As noted previously, in order for a petition to be approvable, the LCA must have been certified before the 
H-1B petition was filed. As the instant petition was received at the service center on September 5, 2003, 
for an LCA to be valid it must have been certified prior to that date. The LCA for employment in 
Newark, Delaware was certified on January 22, 2004, more than four months after the petition was filed. 
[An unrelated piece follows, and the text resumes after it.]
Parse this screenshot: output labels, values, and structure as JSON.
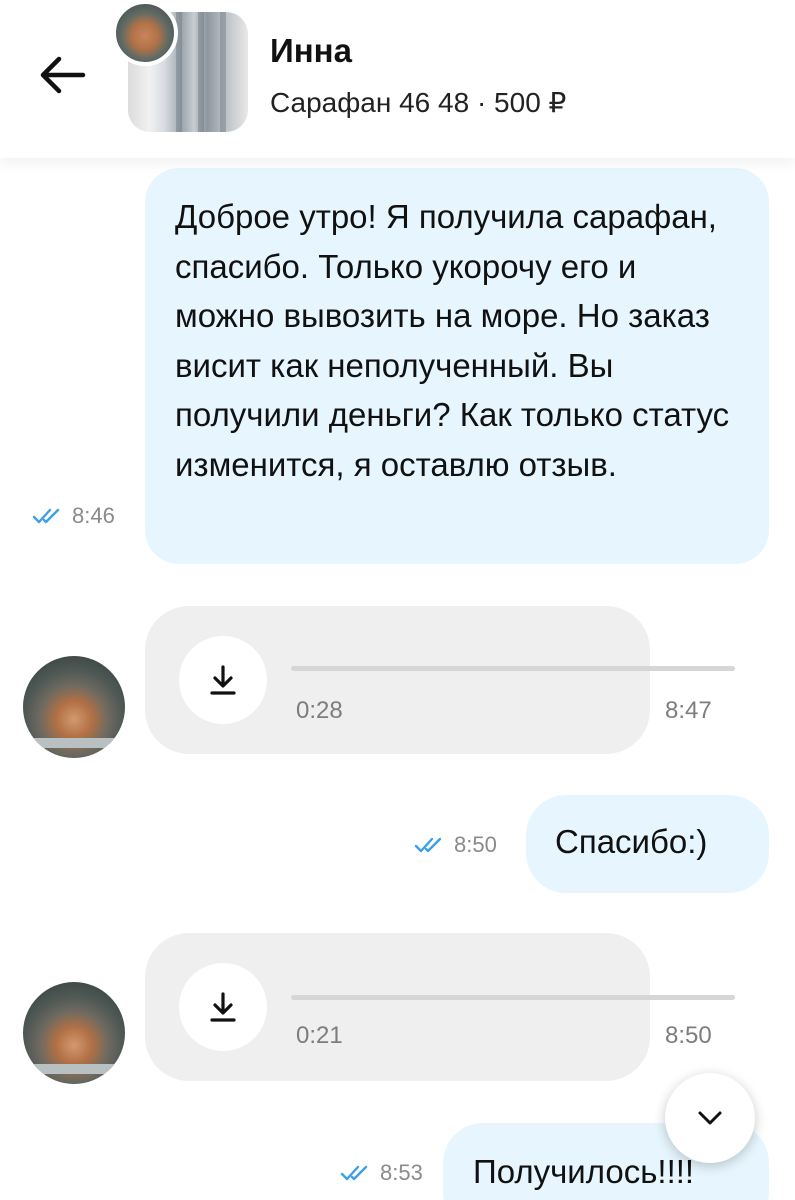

Therefore, this LCA may not be accepted, as there is no provision in the regulations for discretionary 
relief from the LCA requirements. 
Therefore, the only places of employment for which the petitioner has obtained LCA certification are 
Columbus, Nebraska and Houston, Texas. However, the record does not reflect any work for the 
beneficiary to perform in either of these locations. Therefore, it is impossible for the AAO to determine 
whether there is in fact H-1B level work available at these locations. For this additional reason, the 
petition may not be approved. 
The petitioner does not meet the definition of a "United States employer;" rather, it is an agent. However, 
the petitioner has failed to submit an itinerary of definite employment, as required by the regulations and 
requested by the director. Also, there is no description of the beneficiary's job duties from any of the 
client companies, and the petitioner has not established that it will employ the beneficiary in a specialty 
occupation. The petitioner also failed to submit an LCA for the location of intended employment at the 
time of filing. 
The burden of proof in these proceedings rests solely with the petitioner. Section 291 of the Act, 8 U.S.C. 
Ej 1361. The petitioner has not sustained that burden. 
ORDER: 
 The appeal is dismissed. The petition is denied.